I’ve always loved my sleep. I need a good 9 hours to function well - When my son was born nearly ten years ago it only took him 9 weeks to sleep 7pm-9am and even that was early for me!
I wasn’t quite so lucky the second time around...a disabled child is twice as likely to have sleep problems then a child without disabilities.
Bella’s bad sleeping habits started as soon as she was born and took 3 years to become bearable (but not solved, unfortunately).
Not only was three years of no sleep unbearable for me it also affected Bella's movements, moods and health.
She was always run-down and catching anything going around, then it would take weeks and weeks to fight off. In the first three years, I was lucky if Bella slept 4 hours, and those hours would be before I had gone to bed and was ironing, tidying, or getting Ollie ready for the next day.
We all know that it’s important to keep to a routine; we never had any problems getting Bella into bed. It was the same routine every night bath, cuddles, stories, bed, at the same time.
She’d go off like a dream, it was staying asleep that was the hard part but I didn’t realise how important it is to wake at the same time every day also.
This all helps the brain to establish a firm routine. Not sleeping through the night obviously meant that Bella was tired through the day, we worked out that if she slept passed 2pm in the afternoon on any day then she would have an awful night’s sleep so we had to start keeping her awake after this time however tired she was.
It was very successful & instantly pushed the 11pm wake up to around 3am, although it was extremely hard work to keep her awake especially on the afternoon school-run to pick up Ollie – It involved lots of singing!

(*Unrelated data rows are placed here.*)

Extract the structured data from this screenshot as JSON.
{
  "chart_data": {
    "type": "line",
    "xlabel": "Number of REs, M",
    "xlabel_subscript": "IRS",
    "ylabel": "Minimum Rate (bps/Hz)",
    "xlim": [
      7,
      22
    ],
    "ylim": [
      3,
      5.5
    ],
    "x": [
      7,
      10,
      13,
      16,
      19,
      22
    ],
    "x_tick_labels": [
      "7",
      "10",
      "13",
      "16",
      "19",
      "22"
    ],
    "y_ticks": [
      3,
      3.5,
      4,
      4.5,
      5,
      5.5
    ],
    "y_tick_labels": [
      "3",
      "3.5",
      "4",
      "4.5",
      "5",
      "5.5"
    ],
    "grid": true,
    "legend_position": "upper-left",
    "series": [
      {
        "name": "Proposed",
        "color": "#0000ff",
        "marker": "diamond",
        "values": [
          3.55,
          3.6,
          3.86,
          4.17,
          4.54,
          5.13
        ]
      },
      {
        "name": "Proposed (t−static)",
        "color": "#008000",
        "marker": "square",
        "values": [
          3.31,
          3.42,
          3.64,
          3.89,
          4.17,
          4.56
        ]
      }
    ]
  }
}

From a young age I also made sure Bella realised when she woke up it didn’t mean we got to watch TV, come into my bed, go downstairs, talk, or play. It can seem cold but I will only ask basic questions, or reply yes or no in the night. We have occasionally had to sleep on her floor but she doesn’t leave her room, its night time and she stays in her bed.

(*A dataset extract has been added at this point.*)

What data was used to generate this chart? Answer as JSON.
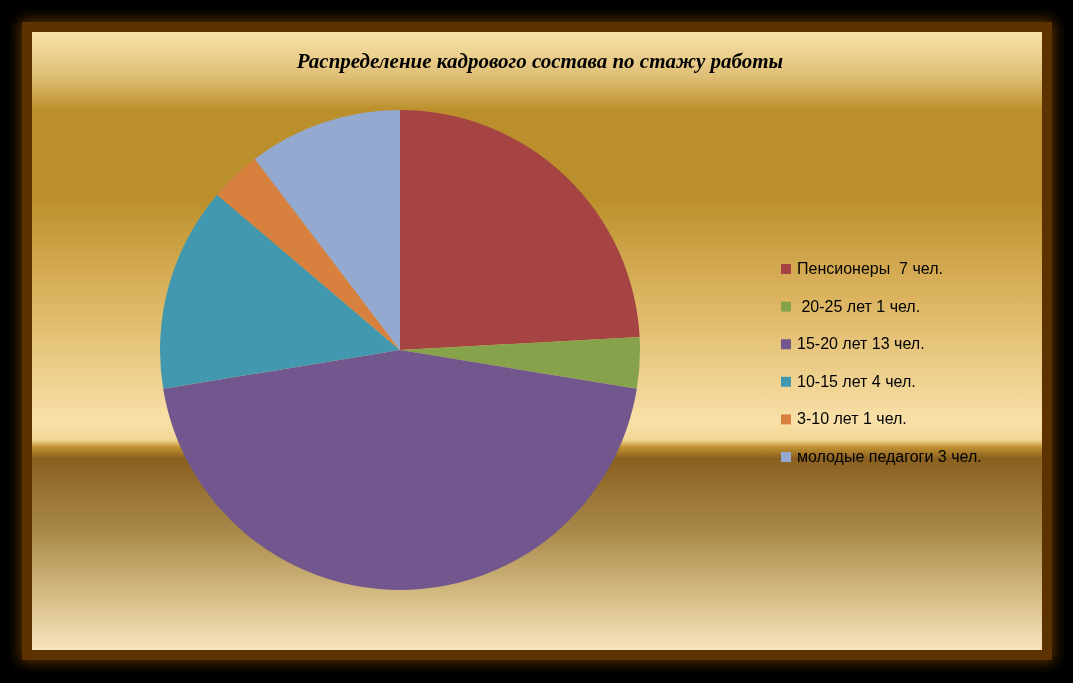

It never occurred to me in the beginning that Bella may feel unsafe or scared in her bed. I was advised to tuck her in really tightly so that she felt safe and could feel exactly where the rest of her body was.

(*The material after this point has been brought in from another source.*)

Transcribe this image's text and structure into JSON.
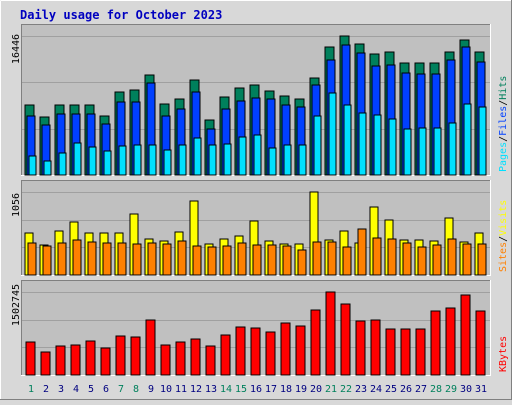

It worked really well, along with having a firm mattress so that she could reposition herself if she needed to, if the mattress was soft she would just sink into it and get stuck in that position.
I keep the radiator in Bellas room off as she tends to overheat easily and was always waking up sweaty and uncomfortable; she doesn’t seem to feel the cold much.
We also purchased a small projector that shines pictures on the ceiling and plays music. We still use this now when she wakes in the night.
Bella is also very sensitive to noise and so we have ensured she has the quietest room in the house so she cannot hear what's going on downstairs or get disturbed when we go to sleep.
Sometimes Bella just wakes up uncomfortable.
If we have had a day out when she is in her wheelchair and the car, she can become extremely stiff.
I try to ensure that she sits with her gaiters on before bed and gets a chance to crawl and stretch but sometimes she might just need some Calpol to feel comfortable.
Bella was on Trihexyphenidyl at the beginning of the year and in some children this can cause disturbed sleep.
Unfortunately this happened to Bella, she literally stopped sleeping every night nearly all night!
This had huge effects on her moods and we had to come off it as she was about to start school and this would have had a huge impact on her learning and behaviour at school.
I didn’t want to put Bella on sleep medication as at the time I felt she was too young and I really wanted to persevere with trying without it but I really think sleep is so important that sometimes its the only solution.
Slowly over time all these little things helped Bella to sleep better at night time.
We still have at least one night a week where she wakes around midnight and just cannot seem to fall back to sleep until about 5. There doesn’t seem to be any reason for it other than her brain is wide awake.
However, one or two bad nights a week is heaven compared to the 7 days a week we had to endure for the first 3 years, the days after no sleep are painful, teary and slow, when you have had a good night's sleep anything seems possible!